By Christie Damayanti
Suasana di Gijduvan Ceramic memang mencerminkan suasana yang syahdu di sebuah kota kecil bersebelahan dengan Bukhara Uzbekistan.
Hujan rintik yang turun membasahi bumi Gijduvan itu, mengantarkan aroma tanah basah alami yang menyegarkan hirupan nafasku, dan sejauh mata memandang aku meluhat bangunan-bangunan tua Gijduvan yang semakin menyentuh hatiku sebagai wisatawan dari Indonesia.
Lingkungan tempat tujuan kami memang benar-benar syahdu karena tidak banyak kegiatan di sana. Hanya beberapa mobil yang lewat dan 1 atau 2 orang saja yang waktu itu sepertinya hanya berjalan lewat saja, karena memang di area itu adalah permukiman tua.

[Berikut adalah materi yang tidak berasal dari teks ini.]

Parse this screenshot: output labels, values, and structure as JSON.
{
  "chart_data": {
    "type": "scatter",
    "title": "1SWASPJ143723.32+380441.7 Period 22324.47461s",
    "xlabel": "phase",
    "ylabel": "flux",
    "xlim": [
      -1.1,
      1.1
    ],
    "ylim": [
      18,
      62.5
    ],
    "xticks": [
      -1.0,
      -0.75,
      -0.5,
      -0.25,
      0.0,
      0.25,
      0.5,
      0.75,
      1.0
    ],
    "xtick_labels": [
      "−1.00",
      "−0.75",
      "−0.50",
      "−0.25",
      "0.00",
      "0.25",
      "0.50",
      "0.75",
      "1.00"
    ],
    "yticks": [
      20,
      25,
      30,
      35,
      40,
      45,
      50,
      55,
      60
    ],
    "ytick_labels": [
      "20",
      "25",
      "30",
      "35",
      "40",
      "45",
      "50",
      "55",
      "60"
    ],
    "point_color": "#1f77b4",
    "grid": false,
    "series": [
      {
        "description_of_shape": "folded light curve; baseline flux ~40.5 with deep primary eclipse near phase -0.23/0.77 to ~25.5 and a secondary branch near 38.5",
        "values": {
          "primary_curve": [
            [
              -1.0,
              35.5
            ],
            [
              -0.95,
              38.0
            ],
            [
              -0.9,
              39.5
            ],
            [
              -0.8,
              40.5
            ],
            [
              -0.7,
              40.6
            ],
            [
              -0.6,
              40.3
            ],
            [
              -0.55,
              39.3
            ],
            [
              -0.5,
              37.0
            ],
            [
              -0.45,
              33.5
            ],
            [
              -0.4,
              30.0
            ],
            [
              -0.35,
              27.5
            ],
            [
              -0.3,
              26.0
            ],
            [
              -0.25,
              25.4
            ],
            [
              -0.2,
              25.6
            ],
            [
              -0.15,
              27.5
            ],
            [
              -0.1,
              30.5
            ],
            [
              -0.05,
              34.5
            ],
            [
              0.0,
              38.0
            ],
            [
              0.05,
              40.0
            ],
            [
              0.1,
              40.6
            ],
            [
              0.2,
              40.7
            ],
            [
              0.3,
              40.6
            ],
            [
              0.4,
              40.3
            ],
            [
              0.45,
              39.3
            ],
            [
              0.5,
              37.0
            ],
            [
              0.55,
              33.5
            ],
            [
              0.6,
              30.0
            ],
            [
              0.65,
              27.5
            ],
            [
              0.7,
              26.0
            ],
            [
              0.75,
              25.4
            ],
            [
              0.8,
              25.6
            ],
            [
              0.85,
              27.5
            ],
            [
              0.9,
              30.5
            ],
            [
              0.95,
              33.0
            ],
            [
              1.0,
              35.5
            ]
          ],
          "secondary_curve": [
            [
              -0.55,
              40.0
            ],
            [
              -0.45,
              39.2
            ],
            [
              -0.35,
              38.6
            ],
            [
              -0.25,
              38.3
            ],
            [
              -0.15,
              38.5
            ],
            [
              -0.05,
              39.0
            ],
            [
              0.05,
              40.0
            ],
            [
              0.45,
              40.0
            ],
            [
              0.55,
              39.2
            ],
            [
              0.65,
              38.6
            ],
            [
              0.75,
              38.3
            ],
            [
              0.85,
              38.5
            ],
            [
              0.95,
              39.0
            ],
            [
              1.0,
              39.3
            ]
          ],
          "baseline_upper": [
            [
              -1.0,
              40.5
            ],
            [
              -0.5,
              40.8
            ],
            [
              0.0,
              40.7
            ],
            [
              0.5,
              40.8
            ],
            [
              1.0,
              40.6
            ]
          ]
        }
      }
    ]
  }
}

Kami turun dari bus tour kami, aku dibantu oleh Zoyir untuk ke bawah dan kursi rodaku sudah siap menyambutku di bawah setelah aku turun. Dan dari situ, Zoyir membawa kami untuk masuk ke sebuah rumah tua, tanpa aku tahu itu rumah siapa dan mau apa di sana. Yang aku tahu jadwal saat itu adalah masuk ke sebuah pabrik tradisional keramik lalu makan siang disana.
Begitu kami masuk pintu pagar yang merupakan pintu kayu tua yang berat, dan masuk ke area pekarangan rumah dengan beberapa ruang serta berlantaikan tanah basah sehabis hujan.
Pemandangannya syahdu karena benar-benar dari rumah tua ini, dengan beberapa ruangan, dan turun ke bawah sebagai bunker untuk penyimpanan bahan makanan di musim dingin, atau memang untuk berlindung jika terlalu dingin.
Di ujung yang berbeda, ada ruang terbuka dengan ayunan, kursi taman tua dan di ujung yang berbeda lagi, seperti ruang terbuka tanpa atap tetapi ada beberapa pintu, katanya itu untuk kendang keledai yang mereka pakai untuk menggiling tanah liat dan Jerami untuk pembuatan keramik-keramik mereka.